Desarrollar la capacidad de asombrarse conduce a mirar la realidad -las cosas, las personas, los acontecimientos- con humildad, agradecimiento, deferencia, sentido del misterio -de hallarse ante algo en cierto modo sagrado- y con respeto.
La belleza se funda en la perfección de un objeto y se expresa a través de ella, pero tal perfección debe ser percibida por el sujeto. Y así, la realidad reconocida como bella se vuelve también amable.
Antoine de Saint-Exupèry describe en su libro El principito el valor que adquieren las cosas por su relación con las personas a las que se ama. Su valor y su belleza no residen en su utilidad o en el mero agrado sino en la hondura de la mirada que las contempla, alumbrada por el amor.
“El zorro volvió a su idea: -Mi vida es monótona. Cazo gallinas, los hombres me cazan. Todas las gallinas se parecen y todos los hombres se parecen. Me aburro, pues, un poco. Pero, si me domesticas, mi vida se llenará de sol. Conoceré un ruido de pasos que será diferente de todos los otros. Los otros pasos me hacen esconder bajo la tierra. El tuyo me llamará fuera de la madriguera, como una música. Y además, ¿mira! ¿Ves allá los campos de trigo? Yo no como pan. Para mí el trigo es inútil. Los campos de trigo no me recuerdan nada. ¡Es bien triste! Pero tú tienes cabellos color de oro. Cuando me hayas domesticado, ¿será maravilloso! El trigo dorado será un recuerdo de ti. Y amaré el ruido del viento en el trigo…” (El principito, cap. XXI)

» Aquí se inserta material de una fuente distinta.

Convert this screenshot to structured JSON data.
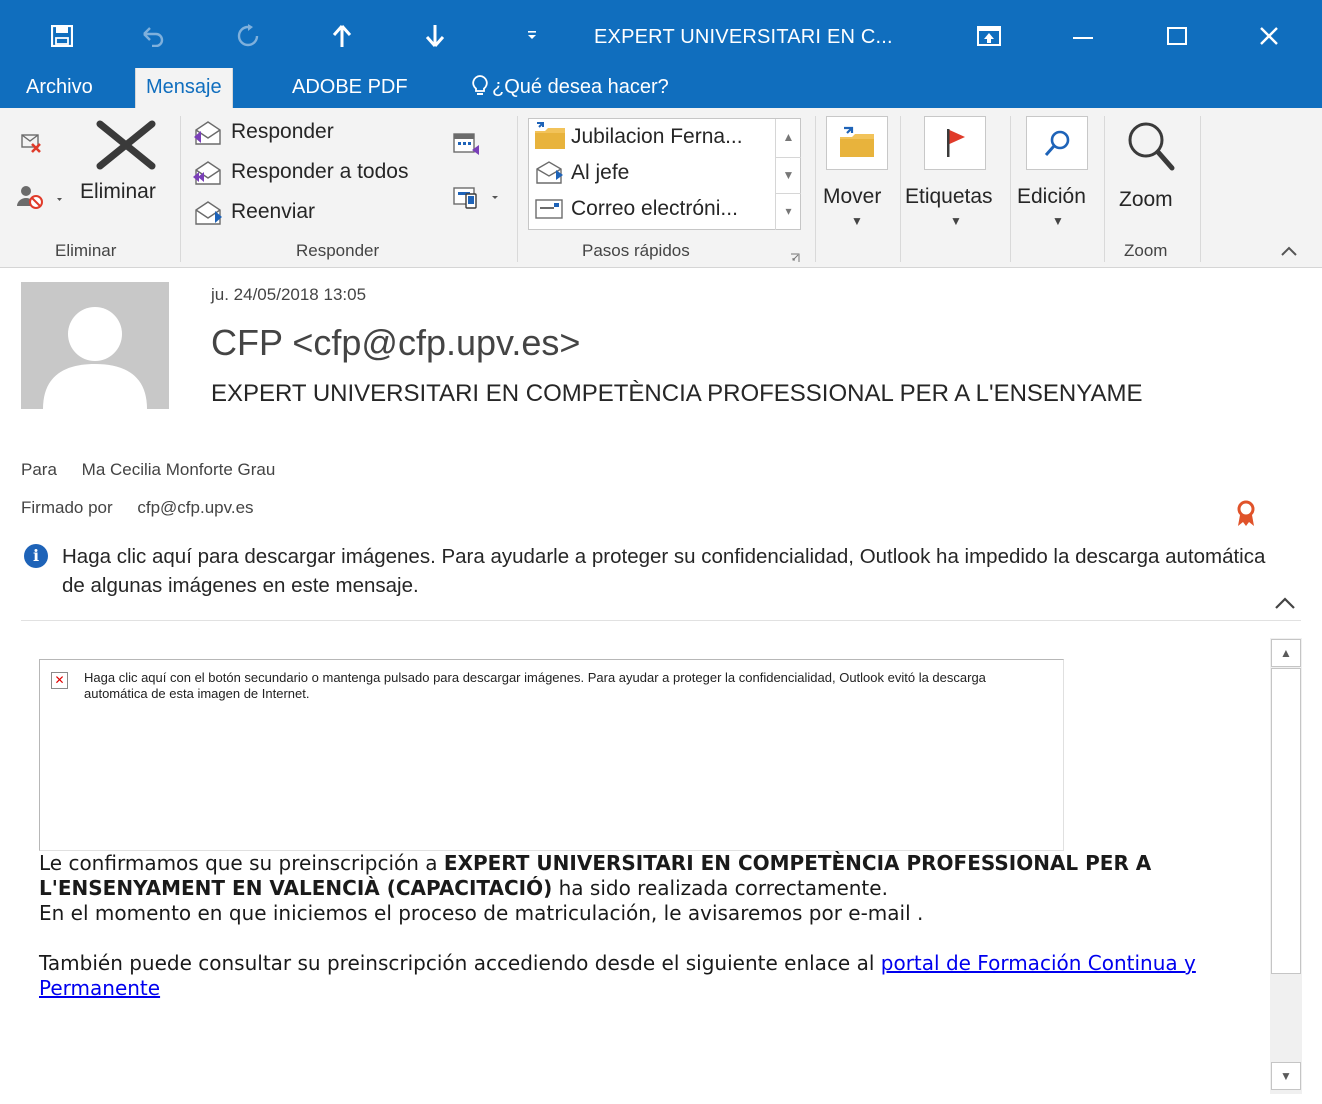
{
  "window": {
    "title": "EXPERT UNIVERSITARI EN C...",
    "accent_color": "#106ebe",
    "quick_access": [
      "save-icon",
      "undo-icon",
      "redo-icon",
      "previous-item-icon",
      "next-item-icon",
      "customize-icon"
    ],
    "controls": [
      "ribbon-display-options-icon",
      "minimize-icon",
      "maximize-icon",
      "close-icon"
    ]
  },
  "tabs": {
    "archivo": "Archivo",
    "mensaje": "Mensaje",
    "adobe_pdf": "ADOBE PDF",
    "tell_me": "¿Qué desea hacer?"
  },
  "ribbon": {
    "eliminar_group": {
      "delete_label": "Eliminar",
      "group_label": "Eliminar"
    },
    "responder_group": {
      "reply": "Responder",
      "reply_all": "Responder a todos",
      "forward": "Reenviar",
      "group_label": "Responder"
    },
    "quick_steps": {
      "items": [
        "Jubilacion Ferna...",
        "Al jefe",
        "Correo electróni..."
      ],
      "group_label": "Pasos rápidos"
    },
    "move_label": "Mover",
    "tags_label": "Etiquetas",
    "editing_label": "Edición",
    "zoom": {
      "button_label": "Zoom",
      "group_label": "Zoom"
    }
  },
  "message": {
    "date": "ju. 24/05/2018 13:05",
    "sender": "CFP <cfp@cfp.upv.es>",
    "subject": "EXPERT UNIVERSITARI EN COMPETÈNCIA PROFESSIONAL PER A L'ENSENYAME",
    "to_label": "Para",
    "to_value": "Ma Cecilia Monforte Grau",
    "signed_label": "Firmado por",
    "signed_value": "cfp@cfp.upv.es",
    "info_bar": "Haga clic aquí para descargar imágenes. Para ayudarle a proteger su confidencialidad, Outlook ha impedido la descarga automática de algunas imágenes en este mensaje."
  },
  "body": {
    "image_placeholder": "Haga clic aquí con el botón secundario o mantenga pulsado para descargar imágenes. Para ayudar a proteger la confidencialidad, Outlook evitó la descarga automática de esta imagen de Internet.",
    "p1_prefix": "Le confirmamos que su preinscripción a ",
    "p1_bold": "EXPERT UNIVERSITARI EN COMPETÈNCIA PROFESSIONAL PER A L'ENSENYAMENT EN VALENCIÀ (CAPACITACIÓ)",
    "p1_suffix": " ha sido realizada correctamente.",
    "p2": "En el momento en que iniciemos el proceso de matriculación, le avisaremos por e-mail .",
    "p3_prefix": "También puede consultar su preinscripción accediendo desde el siguiente enlace al ",
    "p3_link": "portal de Formación Continua y Permanente"
  }
}
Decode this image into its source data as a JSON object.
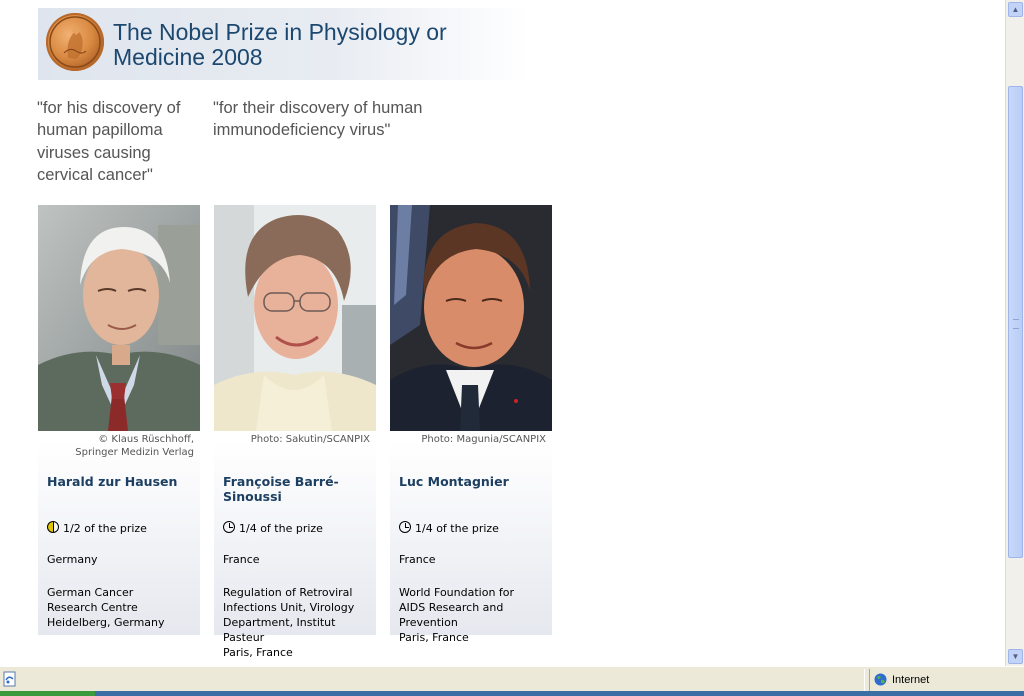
{
  "header": {
    "title": "The Nobel Prize in Physiology or Medicine 2008"
  },
  "motivations": [
    "\"for his discovery of human papilloma viruses causing cervical cancer\"",
    "\"for their discovery of human immunodeficiency virus\""
  ],
  "laureates": [
    {
      "name": "Harald zur Hausen",
      "credit": "© Klaus Rüschhoff,\nSpringer Medizin Verlag",
      "share": "1/2 of the prize",
      "country": "Germany",
      "affiliation": "German Cancer\nResearch Centre\nHeidelberg, Germany"
    },
    {
      "name": "Françoise Barré-Sinoussi",
      "credit": "Photo: Sakutin/SCANPIX",
      "share": "1/4 of the prize",
      "country": "France",
      "affiliation": "Regulation of Retroviral\nInfections Unit, Virology\nDepartment, Institut\nPasteur\nParis, France"
    },
    {
      "name": "Luc Montagnier",
      "credit": "Photo: Magunia/SCANPIX",
      "share": "1/4 of the prize",
      "country": "France",
      "affiliation": "World Foundation for\nAIDS Research and\nPrevention\nParis, France"
    }
  ],
  "statusbar": {
    "zone": "Internet"
  },
  "colors": {
    "title": "#1c4870",
    "laureate_name": "#1c3f62",
    "half_share_icon": "#e0c400"
  },
  "icons": [
    "nobel-medal",
    "half-share-icon",
    "quarter-share-icon",
    "page-icon",
    "internet-globe-icon"
  ]
}
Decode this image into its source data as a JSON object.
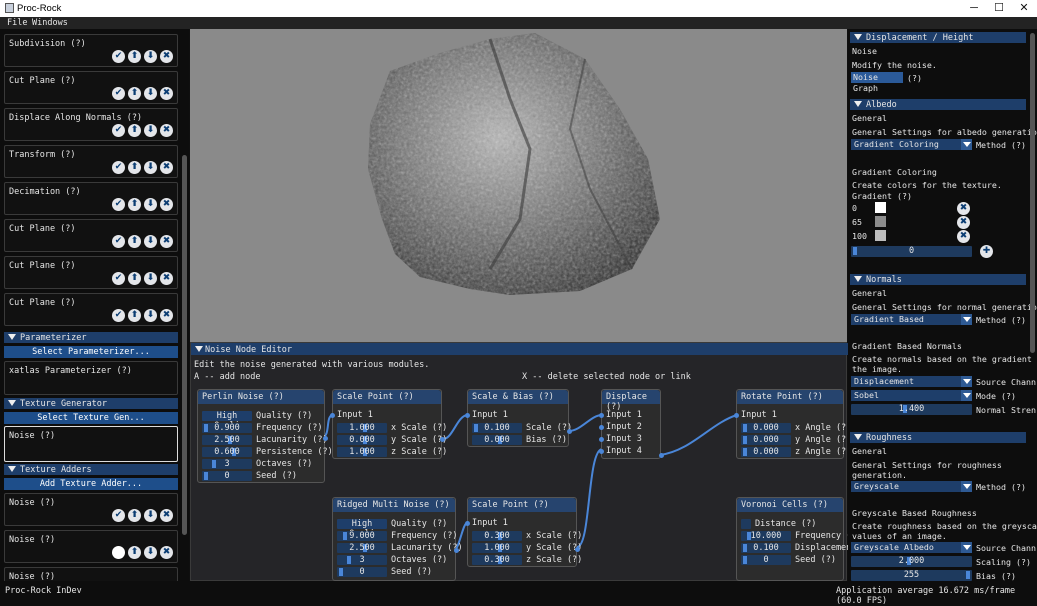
{
  "window": {
    "title": "Proc-Rock",
    "min": "─",
    "max": "☐",
    "close": "✕"
  },
  "menu": [
    "File",
    "Windows"
  ],
  "left": {
    "modifiers": [
      {
        "label": "Subdivision (?)"
      },
      {
        "label": "Cut Plane (?)"
      },
      {
        "label": "Displace Along Normals (?)"
      },
      {
        "label": "Transform (?)"
      },
      {
        "label": "Decimation (?)"
      },
      {
        "label": "Cut Plane (?)"
      },
      {
        "label": "Cut Plane (?)"
      },
      {
        "label": "Cut Plane (?)"
      }
    ],
    "parameterizer": {
      "title": "Parameterizer",
      "button": "Select Parameterizer...",
      "item": "xatlas Parameterizer (?)"
    },
    "texture_generator": {
      "title": "Texture Generator",
      "button": "Select Texture Gen...",
      "item": "Noise (?)"
    },
    "texture_adders": {
      "title": "Texture Adders",
      "button": "Add Texture Adder...",
      "items": [
        "Noise (?)",
        "Noise (?)",
        "Noise (?)"
      ]
    }
  },
  "node_editor": {
    "title": "Noise Node Editor",
    "description": "Edit the noise generated with various modules.",
    "hint_add": "A -- add node",
    "hint_delete": "X -- delete selected node or link",
    "perlin": {
      "title": "Perlin Noise (?)",
      "quality_value": "High Quali",
      "quality_label": "Quality (?)",
      "frequency": "0.900",
      "frequency_label": "Frequency (?)",
      "lacunarity": "2.500",
      "lacunarity_label": "Lacunarity (?)",
      "persistence": "0.600",
      "persistence_label": "Persistence (?)",
      "octaves": "3",
      "octaves_label": "Octaves (?)",
      "seed": "0",
      "seed_label": "Seed (?)"
    },
    "scale_point1": {
      "title": "Scale Point (?)",
      "input": "Input 1",
      "x": "1.000",
      "x_label": "x Scale (?)",
      "y": "0.000",
      "y_label": "y Scale (?)",
      "z": "1.000",
      "z_label": "z Scale (?)"
    },
    "scale_bias": {
      "title": "Scale & Bias (?)",
      "input": "Input 1",
      "scale": "0.100",
      "scale_label": "Scale (?)",
      "bias": "0.000",
      "bias_label": "Bias (?)"
    },
    "displace": {
      "title": "Displace (?)",
      "inputs": [
        "Input 1",
        "Input 2",
        "Input 3",
        "Input 4"
      ]
    },
    "rotate_point": {
      "title": "Rotate Point (?)",
      "input": "Input 1",
      "x": "0.000",
      "x_label": "x Angle (?",
      "y": "0.000",
      "y_label": "y Angle (?",
      "z": "0.000",
      "z_label": "z Angle (?"
    },
    "ridged": {
      "title": "Ridged Multi Noise (?)",
      "quality_value": "High Quali",
      "quality_label": "Quality (?)",
      "frequency": "9.000",
      "frequency_label": "Frequency (?)",
      "lacunarity": "2.500",
      "lacunarity_label": "Lacunarity (?)",
      "octaves": "3",
      "octaves_label": "Octaves (?)",
      "seed": "0",
      "seed_label": "Seed (?)"
    },
    "scale_point2": {
      "title": "Scale Point (?)",
      "input": "Input 1",
      "x": "0.300",
      "x_label": "x Scale (?)",
      "y": "1.000",
      "y_label": "y Scale (?)",
      "z": "0.300",
      "z_label": "z Scale (?)"
    },
    "voronoi": {
      "title": "Voronoi Cells (?)",
      "distance_label": "Distance (?)",
      "frequency": "10.000",
      "frequency_label": "Frequency (",
      "displacement": "0.100",
      "displacement_label": "Displacemen",
      "seed": "0",
      "seed_label": "Seed (?)"
    }
  },
  "right": {
    "displacement": {
      "title": "Displacement / Height",
      "name": "Noise",
      "desc": "Modify the noise.",
      "button": "Noise Graph",
      "help": "(?)"
    },
    "albedo": {
      "title": "Albedo",
      "general": "General",
      "general_desc": "General Settings for albedo generation.",
      "method_value": "Gradient Coloring",
      "method_label": "Method (?)",
      "gc_title": "Gradient Coloring",
      "gc_desc": "Create colors for the texture.",
      "gradient_label": "Gradient (?)",
      "stops": [
        {
          "pos": "0",
          "color": "#ffffff"
        },
        {
          "pos": "65",
          "color": "#8c8c8c"
        },
        {
          "pos": "100",
          "color": "#bdbdbd"
        }
      ],
      "slider_value": "0"
    },
    "normals": {
      "title": "Normals",
      "general": "General",
      "general_desc": "General Settings for normal generation.",
      "method_value": "Gradient Based",
      "method_label": "Method (?)",
      "gb_title": "Gradient Based Normals",
      "gb_desc1": "Create normals based on the gradient of",
      "gb_desc2": "the image.",
      "source_value": "Displacement",
      "source_label": "Source Chann",
      "mode_value": "Sobel",
      "mode_label": "Mode (?)",
      "strength_value": "1.400",
      "strength_label": "Normal Stren"
    },
    "roughness": {
      "title": "Roughness",
      "general": "General",
      "general_desc1": "General Settings for roughness",
      "general_desc2": "generation.",
      "method_value": "Greyscale",
      "method_label": "Method (?)",
      "gs_title": "Greyscale Based Roughness",
      "gs_desc1": "Create roughness based on the greyscale",
      "gs_desc2": "values of an image.",
      "source_value": "Greyscale Albedo",
      "source_label": "Source Chann",
      "scaling_value": "2.000",
      "scaling_label": "Scaling (?)",
      "bias_value": "255",
      "bias_label": "Bias (?)"
    }
  },
  "status": {
    "left": "Proc-Rock InDev",
    "right": "Application average 16.672 ms/frame (60.0 FPS)"
  }
}
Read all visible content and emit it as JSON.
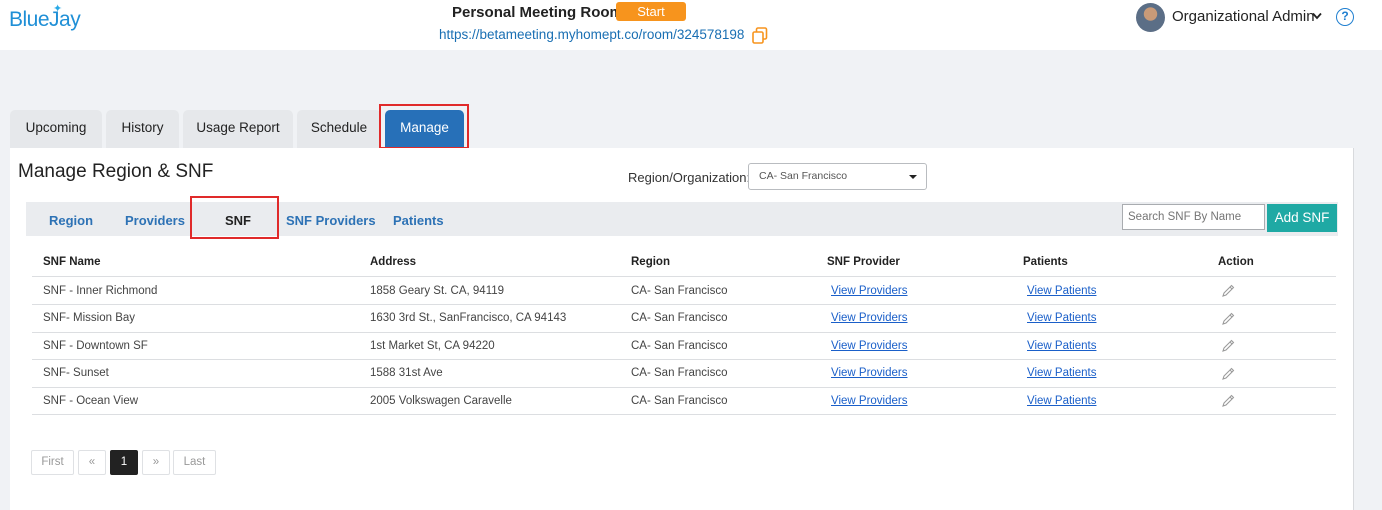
{
  "header": {
    "logo": "BlueJay",
    "meeting_label": "Personal Meeting Room:",
    "start_label": "Start",
    "room_url": "https://betameeting.myhomept.co/room/324578198",
    "user_name": "Organizational Admin",
    "help": "?"
  },
  "main_tabs": [
    {
      "label": "Upcoming"
    },
    {
      "label": "History"
    },
    {
      "label": "Usage Report"
    },
    {
      "label": "Schedule"
    },
    {
      "label": "Manage"
    }
  ],
  "page": {
    "title": "Manage Region & SNF",
    "region_label": "Region/Organization:",
    "region_value": "CA- San Francisco"
  },
  "sub_tabs": [
    {
      "label": "Region"
    },
    {
      "label": "Providers"
    },
    {
      "label": "SNF"
    },
    {
      "label": "SNF Providers"
    },
    {
      "label": "Patients"
    }
  ],
  "search": {
    "placeholder": "Search SNF By Name"
  },
  "add_label": "Add SNF",
  "table": {
    "columns": [
      "SNF Name",
      "Address",
      "Region",
      "SNF Provider",
      "Patients",
      "Action"
    ],
    "rows": [
      {
        "name": "SNF - Inner Richmond",
        "address": "1858 Geary St. CA, 94119",
        "region": "CA- San Francisco",
        "provider": "View Providers",
        "patients": "View Patients"
      },
      {
        "name": "SNF- Mission Bay",
        "address": "1630 3rd St., SanFrancisco, CA 94143",
        "region": "CA- San Francisco",
        "provider": "View Providers",
        "patients": "View Patients"
      },
      {
        "name": "SNF - Downtown SF",
        "address": "1st Market St, CA 94220",
        "region": "CA- San Francisco",
        "provider": "View Providers",
        "patients": "View Patients"
      },
      {
        "name": "SNF- Sunset",
        "address": "1588 31st Ave",
        "region": "CA- San Francisco",
        "provider": "View Providers",
        "patients": "View Patients"
      },
      {
        "name": "SNF - Ocean View",
        "address": "2005 Volkswagen Caravelle",
        "region": "CA- San Francisco",
        "provider": "View Providers",
        "patients": "View Patients"
      }
    ]
  },
  "pagination": {
    "first": "First",
    "prev": "«",
    "current": "1",
    "next": "»",
    "last": "Last"
  },
  "colors": {
    "accent": "#2770b8",
    "start": "#f7941d",
    "add": "#1fa9a4",
    "highlight": "#e02a2a"
  }
}
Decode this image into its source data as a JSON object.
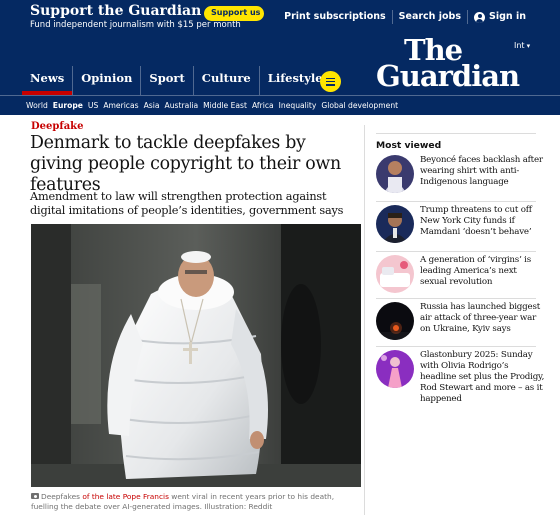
{
  "support": {
    "title": "Support the Guardian",
    "subtitle": "Fund independent journalism with $15 per month",
    "button_label": "Support us",
    "button_arrow": "→"
  },
  "top_links": {
    "print": "Print subscriptions",
    "jobs": "Search jobs",
    "signin": "Sign in"
  },
  "masthead": {
    "edition": "Int",
    "logo_line1": "The",
    "logo_line2": "Guardian"
  },
  "pillars": [
    "News",
    "Opinion",
    "Sport",
    "Culture",
    "Lifestyle"
  ],
  "subnav": [
    "World",
    "Europe",
    "US",
    "Americas",
    "Asia",
    "Australia",
    "Middle East",
    "Africa",
    "Inequality",
    "Global development"
  ],
  "article": {
    "kicker": "Deepfake",
    "headline": "Denmark to tackle deepfakes by giving people copyright to their own features",
    "standfirst": "Amendment to law will strengthen protection against digital imitations of people’s identities, government says",
    "caption_prefix": "Deepfakes ",
    "caption_link": "of the late Pope Francis",
    "caption_rest": " went viral in recent years prior to his death, fuelling the debate over AI-generated images. Illustration: Reddit"
  },
  "most_viewed": {
    "title": "Most viewed",
    "items": [
      {
        "headline": "Beyoncé faces backlash after wearing shirt with anti-Indigenous language",
        "thumb": "beyonce-thumb"
      },
      {
        "headline": "Trump threatens to cut off New York City funds if Mamdani ‘doesn’t behave’",
        "thumb": "trump-mamdani-thumb"
      },
      {
        "headline": "A generation of ‘virgins’ is leading America’s next sexual revolution",
        "thumb": "bed-thumb"
      },
      {
        "headline": "Russia has launched biggest air attack of three-year war on Ukraine, Kyiv says",
        "thumb": "night-sky-thumb"
      },
      {
        "headline": "Glastonbury 2025: Sunday with Olivia Rodrigo’s headline set plus the Prodigy, Rod Stewart and more – as it happened",
        "thumb": "concert-thumb"
      }
    ]
  },
  "colors": {
    "brand_blue": "#052962",
    "news_red": "#c70000",
    "support_yellow": "#ffe500"
  }
}
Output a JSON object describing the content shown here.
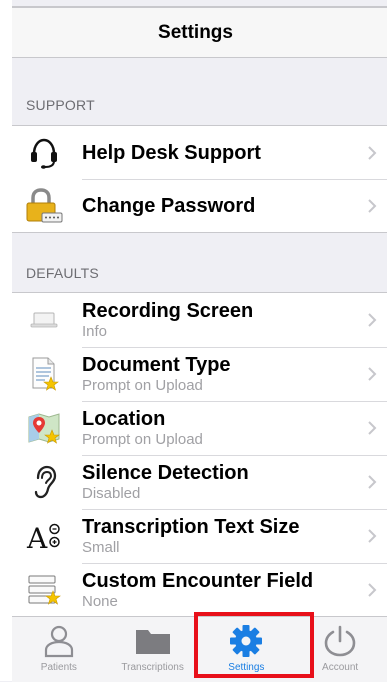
{
  "nav": {
    "title": "Settings"
  },
  "sections": {
    "support": {
      "header": "SUPPORT",
      "items": [
        {
          "title": "Help Desk Support",
          "icon": "headset-icon"
        },
        {
          "title": "Change Password",
          "icon": "lock-icon"
        }
      ]
    },
    "defaults": {
      "header": "DEFAULTS",
      "items": [
        {
          "title": "Recording Screen",
          "subtitle": "Info",
          "icon": "device-icon"
        },
        {
          "title": "Document Type",
          "subtitle": "Prompt on Upload",
          "icon": "document-star-icon"
        },
        {
          "title": "Location",
          "subtitle": "Prompt on Upload",
          "icon": "map-pin-star-icon"
        },
        {
          "title": "Silence Detection",
          "subtitle": "Disabled",
          "icon": "ear-icon"
        },
        {
          "title": "Transcription Text Size",
          "subtitle": "Small",
          "icon": "text-size-icon"
        },
        {
          "title": "Custom Encounter Field",
          "subtitle": "None",
          "icon": "form-fields-star-icon"
        }
      ]
    }
  },
  "tabbar": {
    "tabs": [
      {
        "label": "Patients",
        "icon": "person-icon"
      },
      {
        "label": "Transcriptions",
        "icon": "folder-icon"
      },
      {
        "label": "Settings",
        "icon": "gear-icon",
        "active": true
      },
      {
        "label": "Account",
        "icon": "power-icon"
      }
    ]
  },
  "colors": {
    "active_tab": "#1a7ee3",
    "highlight_box": "#e8101a",
    "background": "#efeff4"
  }
}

El criterio de valoración estética depende de la perfección del objeto: de su integridad, de su encanto y armonía; pero también de la madurez, de la actitud y sensibilidad del sujeto. Es lo que en El principito se describe como “ver con el corazón”. Cuanto más rica, plena, intensa y armónica es la vida espiritual del sujeto, tanto más elevada y enriquecedora será -entre otras cosas- su experiencia estética.